Abstract
The recent pandemic has been accompanied by an unprecedented "infodemic"—an overwhelming surge of both accurate and misleading information. During periods of unpredictability, mis/disinformation can spread rapidly online and have major real-world effects on population behavior and health outcomes. This study examines the correlation between the dissemination of mis/disinformation during health crises and its impacts on pandemic progression and associated health consequences. I linked existing digital data, public health records, and civil unrest events across 32 countries to quantify the (lagged) influence of the infodemic and public resistance to non-pharmaceutical interventions (NPI) on public health outcomes, adjusting for time and country-level differences.

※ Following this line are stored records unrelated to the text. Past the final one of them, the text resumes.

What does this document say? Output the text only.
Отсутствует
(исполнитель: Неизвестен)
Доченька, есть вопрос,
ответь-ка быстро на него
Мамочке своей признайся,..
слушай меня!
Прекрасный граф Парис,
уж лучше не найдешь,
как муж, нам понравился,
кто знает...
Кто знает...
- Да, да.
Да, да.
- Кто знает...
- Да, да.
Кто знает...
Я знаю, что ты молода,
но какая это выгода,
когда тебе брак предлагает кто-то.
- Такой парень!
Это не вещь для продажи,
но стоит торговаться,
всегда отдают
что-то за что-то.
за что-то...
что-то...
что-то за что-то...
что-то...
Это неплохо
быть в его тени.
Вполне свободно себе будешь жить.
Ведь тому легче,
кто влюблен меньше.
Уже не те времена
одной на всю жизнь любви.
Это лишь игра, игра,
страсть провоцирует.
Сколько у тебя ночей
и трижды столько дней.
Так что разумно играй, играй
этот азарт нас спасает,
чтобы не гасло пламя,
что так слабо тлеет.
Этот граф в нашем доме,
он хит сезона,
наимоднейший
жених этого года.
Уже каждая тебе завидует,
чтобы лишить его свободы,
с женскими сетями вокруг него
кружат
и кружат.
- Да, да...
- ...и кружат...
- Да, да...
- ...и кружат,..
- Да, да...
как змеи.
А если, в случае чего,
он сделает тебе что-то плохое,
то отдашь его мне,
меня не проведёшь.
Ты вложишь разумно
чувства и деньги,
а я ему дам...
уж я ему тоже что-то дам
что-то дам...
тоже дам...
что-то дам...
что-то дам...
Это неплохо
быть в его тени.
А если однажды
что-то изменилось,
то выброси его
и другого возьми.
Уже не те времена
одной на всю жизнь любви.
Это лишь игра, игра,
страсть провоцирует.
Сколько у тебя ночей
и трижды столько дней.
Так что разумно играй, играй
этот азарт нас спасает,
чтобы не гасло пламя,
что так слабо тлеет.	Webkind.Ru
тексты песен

The preliminary findings reveal a significant association between the level of infodemic and the severity of the epidemic spread in terms of the number of cases and excess mortality. Public protests against NPI measures also play a mediating role. To complement the infodemic measure, I collected data from Google Trends, Twitter/X, and YouTube to explore the different methods for classifying and quantifying mis/disinformation based on a taxonomy of topics linked to COVID-19 conspiracies. The results aim to highlight the possible real-world repercussions of online activities during times of uncertainty and to enhance readiness for future health, climate, or political emergencies where the spread of mis/disinformation often prevails over rational thinking at the collective level.
Short bio
Yuxi Wang is a Marie Curie fellow based in the French National Institute of Demographic Studies (INED). She finished her PhD in Health Economics and Public Policy at Bocconi University, where she focused her research on various aspects of health disparity. She is interested in how societal shocks and information, good or bad, influence perception, choice, behaviour and outcome at the population level. She is experienced in utilizing observational data, particularly administrative data, and is presently investigating the potential of integrating digital data with epidemiological data to generate evidence.